Xanthomonas translucens commandeers the host rate-limiting step in ABA biosynthesis for disease susceptibility

Authors: PENG, ZHAO - University Of Florida; HU, YING - Kansas State University; ZHANG, JUNLI - University Of Florida; HUGUET-TAPIA, JOSE - University Of Florida; Block, Anna; PARK, SUNGHUN - Kansas State University; SAPKOTA, SURAJ - North Dakota State University; LIU, ZHAOHUI - North Dakota State University; LIU, SANZHEN - Kansas State University; WHITE, FRANK - University Of Florida

Submitted to: Proceedings of the National Academy of Sciences (PNAS)
Publication Type: Peer Reviewed Journal
Publication Acceptance Date: 9/13/2019
Publication Date: 10/15/2019
Citation: Peng, Z., Hu, Y., Zhang, J., Huguet-Tapia, J.C., Block, A.K., Park, S., Sapkota, S., Liu, Z., Liu, S., White, F.F. 2019. Xanthomonas translucens commandeers the host rate-limiting step in ABA biosynthesis for disease susceptibility. Proceedings of the National Academy of Sciences. 42,vol 16, 20938-20948. https://doi.org/10.1073/pnas.1911660116.
DOI: https://doi.org/10.1073/pnas.1911660116

Interpretive Summary: Bacterial leaf streak is an important global disease of wheat. Understanding how these bacteria cause this disease will help guide the development of approaches for its control. Investigation of the pathogenic mechanisms of these bacteria by researchers from the University of Florida, Kansas State University, North Dakota State University and USDA-ARS, Center for Medical, Agricultural, and Veterinary Medicine in Gainesville, FL revealed that they can control the production of a hormone in wheat that regulates water balance within the plant. This disruption of the plant’s water balance allows these bacteria to grow and travel more easily within the plant leading to increased disease. Developing plants whose water balance can not be hijacked in this manner would enable them to have increased resistance to bacterial leaf streak, and thus increased wheat yields.

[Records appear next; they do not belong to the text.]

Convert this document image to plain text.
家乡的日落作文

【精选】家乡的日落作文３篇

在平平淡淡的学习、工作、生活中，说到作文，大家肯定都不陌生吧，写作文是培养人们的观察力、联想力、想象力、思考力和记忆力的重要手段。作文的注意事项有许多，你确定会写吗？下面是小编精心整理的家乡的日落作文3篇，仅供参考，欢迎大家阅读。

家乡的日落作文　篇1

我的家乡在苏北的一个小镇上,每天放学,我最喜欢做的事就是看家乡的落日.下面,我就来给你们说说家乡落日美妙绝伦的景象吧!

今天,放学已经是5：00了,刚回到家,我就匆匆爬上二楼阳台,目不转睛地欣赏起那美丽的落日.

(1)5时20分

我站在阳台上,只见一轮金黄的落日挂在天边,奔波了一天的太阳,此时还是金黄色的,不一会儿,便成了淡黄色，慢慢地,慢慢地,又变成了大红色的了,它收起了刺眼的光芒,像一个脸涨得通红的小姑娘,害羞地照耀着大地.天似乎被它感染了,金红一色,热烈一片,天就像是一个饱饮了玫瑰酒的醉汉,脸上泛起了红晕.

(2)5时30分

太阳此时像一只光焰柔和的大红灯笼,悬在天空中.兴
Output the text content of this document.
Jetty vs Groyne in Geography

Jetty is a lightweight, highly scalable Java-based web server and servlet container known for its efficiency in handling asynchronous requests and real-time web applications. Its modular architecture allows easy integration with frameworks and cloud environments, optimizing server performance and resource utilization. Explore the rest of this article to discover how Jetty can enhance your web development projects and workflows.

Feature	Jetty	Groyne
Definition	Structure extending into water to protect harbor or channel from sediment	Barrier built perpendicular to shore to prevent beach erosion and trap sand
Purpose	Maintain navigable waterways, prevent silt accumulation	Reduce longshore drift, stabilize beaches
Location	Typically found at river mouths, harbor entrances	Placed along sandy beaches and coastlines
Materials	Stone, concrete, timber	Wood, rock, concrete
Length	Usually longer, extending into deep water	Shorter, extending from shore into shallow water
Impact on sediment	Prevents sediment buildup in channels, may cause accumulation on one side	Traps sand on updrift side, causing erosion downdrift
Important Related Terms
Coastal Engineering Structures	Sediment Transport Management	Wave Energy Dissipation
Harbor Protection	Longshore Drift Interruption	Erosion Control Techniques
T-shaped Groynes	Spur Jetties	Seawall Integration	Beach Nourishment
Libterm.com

Technical Abstract: Plants are vulnerable to disease through pathogen manipulation of phytohormone levels, which otherwise regulate development, abiotic and biotic responses. Here, we show the wheat pathogen X. translucens pv. undulosa elevates expression of the host gene encoding nine-cis-epoxycarotenoid dioxygenase (TaNCED-5BS), which catalyzes the rate-limiting step in the biosynthesis of the phytohormone abscisic acid (ABA) and a component of a major abiotic stress response pathway, to promote disease susceptibility. Gene induction is mediated by a type III transcription activator-like (TAL) effector. The induction of TaNCED-5BS results in elevated ABA levels, reduced host transpiration and water loss, enhanced spread of bacteria in infected leaves, and decreased expression of the central defense gene TaNPR1. The results represent a novel appropriation of host physiology by a bacterial virulence effector.